Kelly, another young worker thought the justification for war against ISIS was being fabricated by the Obama administration. “They make us fight in wars that they are creating. They are going to spend all this money to control the resources in the Middle East because they think they are going to get a bigger return for themselves.”

Kelly

She said that the money being spent on war was desperately needed by workers at home. “Look at what is happening in Detroit. People work all their lives and now they are telling them they are not going to have a pension. What are people supposed to do? Work until they die? The system has fallen apart. Basic needs are not being met. Simple things like water.”

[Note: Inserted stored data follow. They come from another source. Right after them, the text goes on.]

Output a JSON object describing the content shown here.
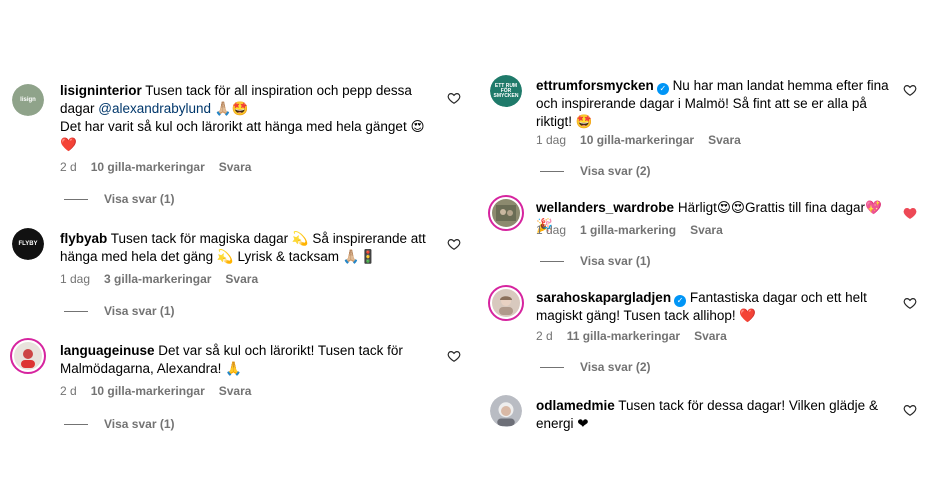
{
  "colors": {
    "liked_heart": "#ed4956",
    "meta_grey": "#737373",
    "mention": "#00376b",
    "verified": "#0095f6"
  },
  "left": [
    {
      "username": "lisigninterior",
      "avatar_icon": "lisigninterior-logo-avatar",
      "text_parts": [
        "Tusen tack för all inspiration och pepp dessa dagar ",
        "@alexandrabylund",
        " 🙏🏼🤩",
        "Det har varit så kul och lärorikt att hänga med hela gänget 😍❤️"
      ],
      "time": "2 d",
      "likes": "10 gilla-markeringar",
      "reply": "Svara",
      "view_replies": "Visa svar (1)",
      "liked": false
    },
    {
      "username": "flybyab",
      "avatar_icon": "flyby-logo-avatar",
      "text": "Tusen tack för magiska dagar 💫 Så inspirerande att hänga med hela det gäng 💫 Lyrisk & tacksam 🙏🏼🚦",
      "time": "1 dag",
      "likes": "3 gilla-markeringar",
      "reply": "Svara",
      "view_replies": "Visa svar (1)",
      "liked": false
    },
    {
      "username": "languageinuse",
      "avatar_icon": "languageinuse-photo-avatar",
      "text": "Det var så kul och lärorikt! Tusen tack för Malmödagarna, Alexandra! 🙏",
      "time": "2 d",
      "likes": "10 gilla-markeringar",
      "reply": "Svara",
      "view_replies": "Visa svar (1)",
      "liked": false
    }
  ],
  "right": [
    {
      "username": "ettrumforsmycken",
      "verified": true,
      "avatar_icon": "ettrumforsmycken-logo-avatar",
      "text": "Nu har man landat hemma efter fina och inspirerande dagar i Malmö! Så fint att se er alla på riktigt! 🤩",
      "time": "1 dag",
      "likes": "10 gilla-markeringar",
      "reply": "Svara",
      "view_replies": "Visa svar (2)",
      "liked": false
    },
    {
      "username": "wellanders_wardrobe",
      "avatar_icon": "wellanders-photo-avatar",
      "text": "Härligt😍😍Grattis till fina dagar💖🎉",
      "time": "1 dag",
      "likes": "1 gilla-markering",
      "reply": "Svara",
      "view_replies": "Visa svar (1)",
      "liked": true
    },
    {
      "username": "sarahoskapargladjen",
      "verified": true,
      "avatar_icon": "sarahoskapargladjen-photo-avatar",
      "text": "Fantastiska dagar och ett helt magiskt gäng! Tusen tack allihop! ❤️",
      "time": "2 d",
      "likes": "11 gilla-markeringar",
      "reply": "Svara",
      "view_replies": "Visa svar (2)",
      "liked": false
    },
    {
      "username": "odlamedmie",
      "avatar_icon": "odlamedmie-photo-avatar",
      "text": "Tusen tack för dessa dagar! Vilken glädje & energi ❤",
      "liked": false
    }
  ]
}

“You can ride through the city and the lights are off and transportation doesn’t function. They are shutting off peoples’ water in a state that’s surrounded by water.”

Brent, a former student visiting Detroit from Australia, said that he had just heard about the so-called anti-terror raids carried out in that country. “The media portrays it as being about the ISIS issue and that they are trying to protect people. But they are using it as a precedent to detain people without charges when they have no evidence. They are just going on a hunch.

Brent

“The Australian prime minister is going in to the Middle East because America is going in. Our prime minister is a puppet basically. Meanwhile, they are arming people who a few years ago they were labeling “terrorists.”

A Socialist Equality Party campaign team also spoke to workers and young people in Minneapolis. The International Youth and Students for Social Equality at the University of Minnesota will be sponsoring a lecture by David North on October 1.

Rashid, a resident of the Cedar-Riverside housing project in Minneapolis, said, “What did we learn from Iraq? There were no weapons of mass destruction. That was all about money and oil and politics. The people who were dying were innocent, and the result is that the rich get richer and the poor get poorer. And what is going on with Israel? They're using my tax money to bomb innocent people.”

“We need to stand up and unite to go against this government, not only here but everywhere. The governments of the world all harm the poor.”